This is the view from my picnic table this week. Look up and you are looking into the blossom filled, galaxy like interior of the massive magnolia tree that resides in my back yard. I love this tree and I am going to miss it… maybe… if all goes as planned.
We are contemplating moving from our home. It is a big deal. We have lived here for 12 years and as little as 2 months ago I would have sworn to you that we would be spending 12×12 more years here. We love our little house and our very big magnolia tree. But then the house of our dreams went up for sale, we qualify for a VA loan and all of that changed.

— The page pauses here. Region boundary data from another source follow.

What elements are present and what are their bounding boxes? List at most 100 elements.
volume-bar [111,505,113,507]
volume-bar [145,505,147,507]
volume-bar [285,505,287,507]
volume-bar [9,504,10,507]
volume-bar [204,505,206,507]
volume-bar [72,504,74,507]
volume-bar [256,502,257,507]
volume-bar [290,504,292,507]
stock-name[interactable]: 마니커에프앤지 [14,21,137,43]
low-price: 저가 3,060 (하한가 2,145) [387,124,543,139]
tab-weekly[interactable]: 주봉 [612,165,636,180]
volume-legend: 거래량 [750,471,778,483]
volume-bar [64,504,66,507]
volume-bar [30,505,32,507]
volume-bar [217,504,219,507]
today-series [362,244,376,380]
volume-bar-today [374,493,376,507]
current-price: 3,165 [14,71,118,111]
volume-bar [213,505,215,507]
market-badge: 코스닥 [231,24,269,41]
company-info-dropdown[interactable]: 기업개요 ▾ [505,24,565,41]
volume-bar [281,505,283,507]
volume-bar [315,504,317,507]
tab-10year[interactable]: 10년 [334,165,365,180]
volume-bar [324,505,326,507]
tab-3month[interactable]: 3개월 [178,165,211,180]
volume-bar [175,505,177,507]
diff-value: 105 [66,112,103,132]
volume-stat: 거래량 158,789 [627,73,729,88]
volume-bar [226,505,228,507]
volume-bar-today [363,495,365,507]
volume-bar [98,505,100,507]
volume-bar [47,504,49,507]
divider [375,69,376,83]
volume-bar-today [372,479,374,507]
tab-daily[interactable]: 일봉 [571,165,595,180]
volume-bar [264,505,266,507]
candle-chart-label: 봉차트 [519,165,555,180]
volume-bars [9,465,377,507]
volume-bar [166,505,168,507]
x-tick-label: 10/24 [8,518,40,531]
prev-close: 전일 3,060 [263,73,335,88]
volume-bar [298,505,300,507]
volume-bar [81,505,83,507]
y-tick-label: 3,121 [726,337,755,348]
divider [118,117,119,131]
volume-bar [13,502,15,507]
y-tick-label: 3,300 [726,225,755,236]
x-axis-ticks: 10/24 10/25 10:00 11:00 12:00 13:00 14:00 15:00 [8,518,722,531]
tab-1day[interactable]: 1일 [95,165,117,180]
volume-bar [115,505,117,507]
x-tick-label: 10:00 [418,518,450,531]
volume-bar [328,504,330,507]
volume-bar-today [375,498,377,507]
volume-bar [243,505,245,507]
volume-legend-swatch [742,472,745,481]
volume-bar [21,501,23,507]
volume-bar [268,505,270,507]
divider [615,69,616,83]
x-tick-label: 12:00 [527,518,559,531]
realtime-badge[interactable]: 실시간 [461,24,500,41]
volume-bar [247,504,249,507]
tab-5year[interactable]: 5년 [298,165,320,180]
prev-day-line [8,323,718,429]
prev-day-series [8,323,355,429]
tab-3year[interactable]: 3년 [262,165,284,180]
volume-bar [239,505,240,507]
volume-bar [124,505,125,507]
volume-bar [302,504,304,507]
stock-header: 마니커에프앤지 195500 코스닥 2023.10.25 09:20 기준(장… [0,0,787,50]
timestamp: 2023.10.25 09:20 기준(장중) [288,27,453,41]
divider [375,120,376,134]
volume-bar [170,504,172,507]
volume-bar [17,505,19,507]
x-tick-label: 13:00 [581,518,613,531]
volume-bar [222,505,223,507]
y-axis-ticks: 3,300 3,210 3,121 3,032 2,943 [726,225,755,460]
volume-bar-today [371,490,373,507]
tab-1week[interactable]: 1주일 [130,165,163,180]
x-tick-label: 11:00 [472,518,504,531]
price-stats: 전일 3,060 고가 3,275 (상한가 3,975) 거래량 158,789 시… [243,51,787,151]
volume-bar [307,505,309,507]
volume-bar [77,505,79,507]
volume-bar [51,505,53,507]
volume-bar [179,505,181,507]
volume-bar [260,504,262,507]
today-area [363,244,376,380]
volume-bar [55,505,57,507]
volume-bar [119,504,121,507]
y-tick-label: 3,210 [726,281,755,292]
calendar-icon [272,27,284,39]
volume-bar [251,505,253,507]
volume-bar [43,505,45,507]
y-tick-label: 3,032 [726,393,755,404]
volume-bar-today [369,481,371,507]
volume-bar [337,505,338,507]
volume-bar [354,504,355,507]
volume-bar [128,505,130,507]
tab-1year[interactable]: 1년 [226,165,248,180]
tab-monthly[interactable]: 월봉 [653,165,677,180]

There is alot that goes into the decision to move. But for a gardener, the decision is even harder. This past winter, I came across a roll of film rolling around in one of the ubiquitous junk drawers that all homes have. I had it developed just to see what was on it. The roll was images captured from our backyard Â from the first year we lived in our current home. Our dog, who now limps and sleeps nearly continuously, was a brand new puppy. My 17 year-old was a sparkling kindergartener and my budding tweenager was still an infant. And my garden had not yet taken shape.
I was shocked at how bare the backyard looked back then. We forget how much things change. The backyard simply looked jumbled then, like a frightening section of overgrown land plopped into the middle of a normally neat suburbia. No flowers, a vague vegetable garden (hastily installed the month we moved in), no pond and just a big old jungle of weeds.
I have spent 12 years transforming that overgrown wasteland into MY yard and now I am just going to walk away from it? Just like that? It’s like walking away from a happy marriage or a great job. You don’t do that, do you? Not for something as vague as the promise of “something even better”. But that is exactly what I am contemplating.
But I suppose that is what makes us human. The idea that the grass is always greener, the house is always better and the garden will be near perfect just over that next fence/street/hill. We might have it good, but no matter how great it is, it can be even better.
But nothing has been finalized yet. Maybe this time next year I will be wistfully peering at pictures of a large magnolia tree that belongs to someone else outside a little home that I know is way better than what I have. Or maybe I will be right where everything is perfect.